Franz Ferdinand hielt einen Augenblick inne, bevor er weitersprach. Er spürte, wie ihn die Wut packte. Die Spannung im Raum stieg. „Gütiger Gott, behüte uns davor, dass wir jemals Serbien annektieren, wie wir es mit Bosnien getan haben! Das war der Alte, der uns Bosnien einverleibt hat! – Was sollte ich wohl mit einem total verschuldeten Land voller Königsmörder und Spitzbuben wollen? Merkt Euch, Conrad: Die Politik, zuzuschauen, wie sich die anderen die Schädel einhauen, ist auf dem Balkan die richtige Politik in diesen Zeiten! Auch wenn Ihr das wahrscheinlich nie begreifen wollt!”

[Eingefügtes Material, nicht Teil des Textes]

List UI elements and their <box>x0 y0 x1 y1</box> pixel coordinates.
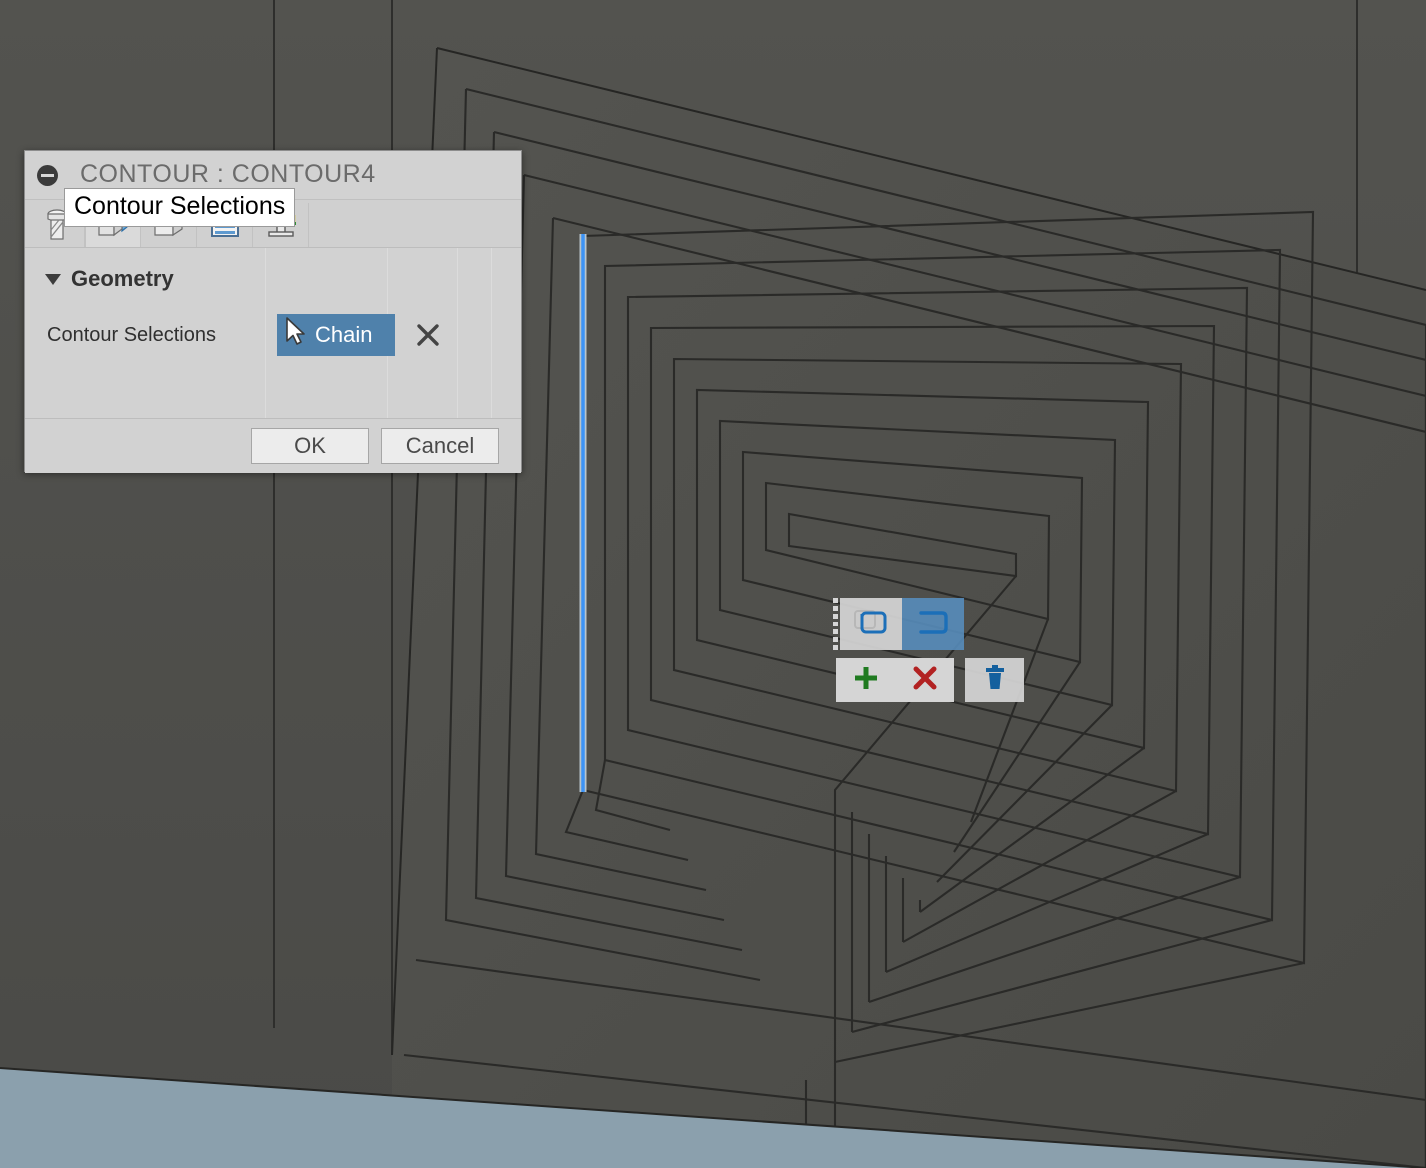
delete-selection-button[interactable] <box>965 658 1024 702</box>
mini-toolbar-mode-row <box>831 598 1024 651</box>
triangle-down-icon[interactable] <box>45 273 61 285</box>
select-cursor-icon <box>283 316 309 354</box>
cancel-button[interactable]: Cancel <box>381 428 499 464</box>
dialog-title: CONTOUR : CONTOUR4 <box>80 160 376 188</box>
dialog-footer: OK Cancel <box>25 419 521 473</box>
chain-select-button[interactable]: Chain <box>277 314 395 356</box>
trash-icon <box>982 664 1008 697</box>
contour-selections-label: Contour Selections <box>47 323 216 346</box>
add-remove-group <box>836 658 954 702</box>
tooltip: Contour Selections <box>64 188 296 227</box>
chain-button-label: Chain <box>315 322 373 347</box>
closed-loop-button[interactable] <box>840 598 902 650</box>
cam-application-window: CONTOUR : CONTOUR4 Geometry Contour Sele… <box>0 0 1426 1168</box>
geometry-section-header[interactable]: Geometry <box>45 266 174 292</box>
remove-selection-button[interactable] <box>895 658 954 702</box>
add-selection-button[interactable] <box>836 658 895 702</box>
close-x-icon[interactable] <box>415 322 441 348</box>
minus-circle-icon[interactable] <box>37 165 58 186</box>
selection-mini-toolbar[interactable] <box>831 598 1024 702</box>
dialog-body: Geometry Contour Selections Chain <box>25 248 521 419</box>
open-chain-button[interactable] <box>902 598 964 650</box>
ok-button[interactable]: OK <box>251 428 369 464</box>
geometry-section-title: Geometry <box>71 266 174 291</box>
closed-loop-icon <box>853 607 889 642</box>
plus-icon <box>853 665 879 696</box>
mini-toolbar-action-row <box>836 658 1024 702</box>
open-chain-icon <box>915 607 951 642</box>
red-x-icon <box>912 665 938 696</box>
drag-dots-icon[interactable] <box>831 598 840 651</box>
contour-selections-row: Contour Selections Chain <box>47 314 511 356</box>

Franz Conrad von Hötzendorf ahnte, warum sich der Thronfolger nicht von seiner Bosnienreise abbringen ließ. Franz Ferdinand wollte offenbar ein Zeichen setzen, sah er in den Slawen doch ein Gegengewicht zu den Ungarn. Er beabsichtigte ganz offensichtlich, wäre er erst einmal Kaiser, sie zur dritten Staatsnation der Habsburger Monarchie zu erheben. Damit würde er, da war sich Conrad mit Außenminister Berchthold einig, den slawischen Nationalisten, hinter denen fraglos russische Interessen standen, den Wind aus den Segeln nehmen. Eine elegante Lösung, musste Conrad zugeben. Wenn die Nationalistenbrut das allerdings genauso sah, und wenn an Jovanovics Warnungen tatsächlich etwas dran war, würde das Leben des Thronfolgers bei einem Besuch in Bosnien durchaus ernsthaft in Gefahr geraten können.

Der alte General seufzte. „Kaiserliche Hoheit, keiner weiß besser als ich, dass Ihr niemanden provozieren wollt.” Er ließ seine Worte für einen Augenblick im Raum stehen. „Ich wünsche Euch Glück. Gott schütze Euch auf dieser Reise!”